The Museum of Ontario Archaeology (formerly the Museum of Indian Archaeology and Pioneer Life, the Museum of Indian Archaeology (London) and the London Museum of Archaeology) is a museum located in northwest London, Ontario, Canada. It is dedicated to the study and public interpretation of over 11,000 years of human history in Ontario. It is adjacent to a reconstruction of the Lawson Site, a 16th-century pre-contact Attawandaron People's (Neutral Iroquoian) village. The museum offers permanent and temporary gallery space, a theatre, a classroom and children's activity space, along with tours of the reconstructed village.

The museum is an Affiliated Research Institute of The University of Western Ontario. It houses over two million artifacts recovered from archaeological sites throughout Ontario, along with laboratory space for artifact analysis and an extensive library of archaeological books and manuscripts.

Four events are featured each year: The Annual Harvest Festival and Pow Wow in September, Art & Craft Sale featuring traditional First Nation art and craft vendors in late November, Snowsnake or Winter Festival on Family Day in February, and Wilfrid Jury Archaeology Day in late July.

==History==
The museum has its beginnings in the private artifact collection of Amos Jury and his son Wilfrid. The Jury collection was informally displayed at The University of Western Ontario beginning in 1927, but it was not until 1933 that space was formally set aside for it in the Lawson Memorial Library. Wilfrid Jury became the curator of the newly established Museum of Indian Archaeology and Pioneer Life, although the position was unpaid until 1945.

Wilfrid Jury continued to be involved with the museum until his death in 1981. In 1969, he encouraged Colonel Tom Lawson and members of the Fuller family to donate the land containing the Lawson Site to The University of Western Ontario. Construction of the Lawson-Jury building, the current home of the Museum of Ontario Archaeology, began in 1980 and was completed in 1981.

The museum is located on two archaeological sites. Prior to construction of the Lawson-Jury building, an archaeological assessment discovered the remains of a 4,000-year-old campsite, now known as the Spook Hollow site. The reconstructed village sits atop the Lawson site, a Neutral Iroquoian village occupied in the 16th century.

==Lawson site==

Reconstruction of the Lawson site

The Lawson Site is situated on a plateau between Medway River and Snake Creek, tributaries of the Thames River. Around 1500 AD this plateau was the location of a densely fortified Neutral Iroquois village with a peak population of as many as 1,900 individuals. The site was known to amateur collectors since the mid 19th century. The first archaeological excavations of the site were undertaken by W.J. Wintemberg from 1921 to 1923, and Wilfrid Jury excavated the site through the 1930s and 40s.

The site was extensively excavated in the 1970s in association with the development of the adjacent Museum of Ontario Archaeology.

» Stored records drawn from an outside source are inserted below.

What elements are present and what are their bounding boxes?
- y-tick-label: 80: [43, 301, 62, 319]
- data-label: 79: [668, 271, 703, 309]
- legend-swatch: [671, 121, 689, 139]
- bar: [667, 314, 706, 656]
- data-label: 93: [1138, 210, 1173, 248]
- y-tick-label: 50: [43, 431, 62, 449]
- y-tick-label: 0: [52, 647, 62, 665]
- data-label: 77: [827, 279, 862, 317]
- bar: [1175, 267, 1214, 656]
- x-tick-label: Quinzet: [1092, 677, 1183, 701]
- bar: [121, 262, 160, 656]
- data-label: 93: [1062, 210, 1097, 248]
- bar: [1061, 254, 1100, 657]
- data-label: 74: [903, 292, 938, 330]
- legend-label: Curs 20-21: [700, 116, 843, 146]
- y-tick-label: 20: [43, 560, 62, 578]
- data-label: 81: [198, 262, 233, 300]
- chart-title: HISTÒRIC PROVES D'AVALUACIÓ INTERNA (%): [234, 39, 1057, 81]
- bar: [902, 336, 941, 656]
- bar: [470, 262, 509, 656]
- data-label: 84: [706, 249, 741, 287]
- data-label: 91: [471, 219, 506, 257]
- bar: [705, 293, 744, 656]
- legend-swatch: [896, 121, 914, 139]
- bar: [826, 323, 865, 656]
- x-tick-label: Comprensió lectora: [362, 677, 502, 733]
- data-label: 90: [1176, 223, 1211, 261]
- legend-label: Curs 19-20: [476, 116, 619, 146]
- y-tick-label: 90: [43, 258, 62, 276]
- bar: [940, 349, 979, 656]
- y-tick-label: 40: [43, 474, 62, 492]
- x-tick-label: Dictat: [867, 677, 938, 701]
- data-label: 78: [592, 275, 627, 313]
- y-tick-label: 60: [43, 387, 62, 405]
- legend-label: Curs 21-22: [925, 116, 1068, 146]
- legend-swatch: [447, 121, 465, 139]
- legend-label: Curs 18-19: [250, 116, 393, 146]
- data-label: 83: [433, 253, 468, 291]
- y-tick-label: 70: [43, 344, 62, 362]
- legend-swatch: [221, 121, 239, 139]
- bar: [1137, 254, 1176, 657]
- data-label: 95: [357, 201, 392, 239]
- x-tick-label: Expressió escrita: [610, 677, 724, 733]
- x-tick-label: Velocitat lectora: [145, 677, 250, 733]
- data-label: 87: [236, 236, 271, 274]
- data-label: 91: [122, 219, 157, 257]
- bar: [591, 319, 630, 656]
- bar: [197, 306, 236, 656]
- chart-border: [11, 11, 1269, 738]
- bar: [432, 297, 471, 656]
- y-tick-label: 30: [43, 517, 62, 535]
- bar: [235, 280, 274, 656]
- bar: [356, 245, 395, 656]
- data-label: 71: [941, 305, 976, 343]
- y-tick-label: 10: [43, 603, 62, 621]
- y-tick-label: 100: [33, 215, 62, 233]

The Anthropology Department of The University of Western Ontario runs an annual field school at the site. The Lawson site was the first archaeological site in Ontario to be placed on the Canadian Register of Historic Places.

The remains of at least 39 longhouses have been identified within the village, along with numerous middens and pits. The entire village was surrounded by a series of palisade walls and defensive earthworks. Over 500,000 artifacts have been recovered from the site, providing valuable information about the daily lives of the site's occupants. The inhabitants of the Lawson site were horticulturalists, growing corn, beans and squash (known as the Three Sisters) on fields surrounding the village.

==Affiliations==
The museum is affiliated with: CMA, CHIN, The University of Western Ontario and the Virtual Museum of Canada.

In 2011 Sustainable Archaeology: Western, a University of Western Ontario archaeological research facility and repository, was constructed adjacent to the museum. Sustainable Archaeology is an inter-institutional collaborative research facility between the University of Western Ontario and McMaster University.